Caro Antonio, ho letto il tuo commento Primo, non farsi del male e alcune lettere che mi invitano a «non fare il gioco di Berlusconi». Provo a rispondere a cuore aperto. Partendo da quel che è accaduto nella bellissima serata dell'altro giorno all'Ambra Jovinelli di Roma, dove con Peter Gomez, Furio Colombo, Paolo Flores d'Arcais, Oliviero Beha e Sabina Guzzanti abbiamo presentato Inciucio. Di serate così, per fortuna, ce ne capitano quasi ogni giorno in giro per l'Italia. E puoi ben immaginare da chi è composto il pubblico: elettori del centrosinistra ed ex del centrodestra che non ne possono più di Berlusconi, del suo monopolio televisivo incostituzionale, dell'illegalità legalizzata, della volgarità full time, insomma del regime. Cittadini molto diversi per estrazione politico-culturale, perché almeno un miracolo il Cavaliere l'ha fatto: riunire i nostalgici di Montanelli e di Berlinguer, molti no global e i difensori della costituzione al seguito di Scalfaro. Li ritrovi alle presentazioni dei nostri libri, alle feste dell'Unità, agl'incontri con Santoro e Massimo Fini, sul blog di Grillo, agli spettacoli di Sabina Guzzanti, Luttazzi, Paolo Rossi, Marco Paolini, nelle edicole a comprare «la Repubblica», «l'Espresso», «l'Unità», «Micromega», il «Diario», o il «Corriere» per Biagi, Sartori e Stella. Li rivedi alle primarie, eroicamente in fila per ore al gelo, nonostante i minuetti sulla guerra, le riabilitazioni di Craxi, le astensioni sulla controriforma costituzionale, il «dialogo sulla giustizia», le avance ai vari Lombardo, le porte aperte ai riciclati e agli imputati, gli inciuci sulla Rai. Finché «di là» c'è Berlusconi, voteranno tutti centrosinistra: chi turandosi il naso, chi tagliandoselo, chi trovandosi a suo agio con questo o quel partito, chi sognando una lista Prodi che raccolga un po' di società civile fuori dalla partitocrazia. Ma voteranno. Non ne conosco nemmeno uno che, dallo scandalo Unipol e dagli altri mille inciuci, concluda che «tanto vale tenersi Berlusconi» e, non sapendo quali fili tagliare per disinnescare la bomba, si astenga o voti Berlusconi dal momento che «sono tutti uguali». Anche perché, per quanti sforzi si facciano, eguagliare Berlusconi è impossibile. Nel nostro mondo tutti, ma proprio tutti, sanno esattamente quale filo tagliare: quello azzurro del regime. «Tra il bordello e il manganello, scelgo il bordello», diceva Montanelli nel 2001, «il manganello mi fa paura, il bordello no».

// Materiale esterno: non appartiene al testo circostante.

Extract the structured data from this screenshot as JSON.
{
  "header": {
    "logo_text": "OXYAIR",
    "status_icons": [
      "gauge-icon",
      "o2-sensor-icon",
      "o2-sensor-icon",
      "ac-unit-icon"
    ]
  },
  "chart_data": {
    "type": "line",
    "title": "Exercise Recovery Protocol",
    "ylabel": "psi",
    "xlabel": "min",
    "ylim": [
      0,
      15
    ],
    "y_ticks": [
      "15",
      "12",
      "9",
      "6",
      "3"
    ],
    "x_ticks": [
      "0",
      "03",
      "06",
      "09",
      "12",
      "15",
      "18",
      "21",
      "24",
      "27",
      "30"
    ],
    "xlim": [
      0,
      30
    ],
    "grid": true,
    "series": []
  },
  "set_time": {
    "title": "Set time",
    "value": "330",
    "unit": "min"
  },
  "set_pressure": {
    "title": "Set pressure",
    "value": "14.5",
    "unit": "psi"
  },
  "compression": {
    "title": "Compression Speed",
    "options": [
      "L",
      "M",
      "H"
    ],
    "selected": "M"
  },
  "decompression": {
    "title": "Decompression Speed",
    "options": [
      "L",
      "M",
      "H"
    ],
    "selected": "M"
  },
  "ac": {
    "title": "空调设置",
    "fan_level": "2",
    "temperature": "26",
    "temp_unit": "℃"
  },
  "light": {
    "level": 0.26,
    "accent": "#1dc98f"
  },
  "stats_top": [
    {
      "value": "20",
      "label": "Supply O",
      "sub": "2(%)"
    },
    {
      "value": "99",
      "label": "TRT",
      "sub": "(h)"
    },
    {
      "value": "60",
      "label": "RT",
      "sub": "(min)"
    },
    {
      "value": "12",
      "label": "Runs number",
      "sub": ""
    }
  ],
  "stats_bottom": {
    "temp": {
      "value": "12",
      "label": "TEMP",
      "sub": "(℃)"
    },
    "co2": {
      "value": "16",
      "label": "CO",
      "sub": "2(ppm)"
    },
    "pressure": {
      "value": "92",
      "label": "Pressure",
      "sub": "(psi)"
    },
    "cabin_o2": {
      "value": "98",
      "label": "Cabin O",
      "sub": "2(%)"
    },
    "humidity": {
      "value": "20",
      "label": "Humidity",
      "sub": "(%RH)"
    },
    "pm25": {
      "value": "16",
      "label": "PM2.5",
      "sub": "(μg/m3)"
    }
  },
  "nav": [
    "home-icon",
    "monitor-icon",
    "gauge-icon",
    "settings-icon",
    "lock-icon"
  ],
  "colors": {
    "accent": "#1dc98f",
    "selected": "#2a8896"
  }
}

Detto questo, c'è un grosso «ma»: lo scandalo Unipol è una spada nel costato di ciascuna di queste persone. Che sanno benissimo chi è Berlusconi, come ha fatto i soldi, chi sono i suoi compari, quant'è incapace di governare. Per questo, qualunque cosa faccia, non si meravigliano di nulla e non hanno nulla da chiedergli, se non di levarsi dai piedi al più presto. Ma con i propri rappresentanti sono molto esigenti. Non si accontentano di una generica «diversità». Pretendono il massimo, almeno in quel campo che non è mai trattabile sul tavolo degl'inevitabili compromessi della politica: la questione morale. Che Berlusconi sia invischiato in tutt'e tre le scalate estive (Antonveneta, Rcs e Bnl), lo danno per scontato ancor prima di saperlo. Ma restano allibiti quando i vertici di un partito come i Ds sponsorizzano una scalata con pessime compagnie. Ecco quel che si domanda e mi domanda la gente che incontro ogni giorno. Era proprio necessario difendere gli «immobiliaristi» alla Ricucci & Coppola? Prendere le parti di Gnutti (già condannato per insider trading)? Magnificare Consorte (imputato da due anni con Gnutti per un altro insider su obbligazioni Unipol)? Balbettare su Fazio? Prendersela con i giornalisti che avevano svelato quelle liaisons dangereuses un anno fa, avendo l'unico torto di avere ragione? Potrei continuare, ma mi fermo qui per non gettare altro sale su ferite che purtroppo restano aperte.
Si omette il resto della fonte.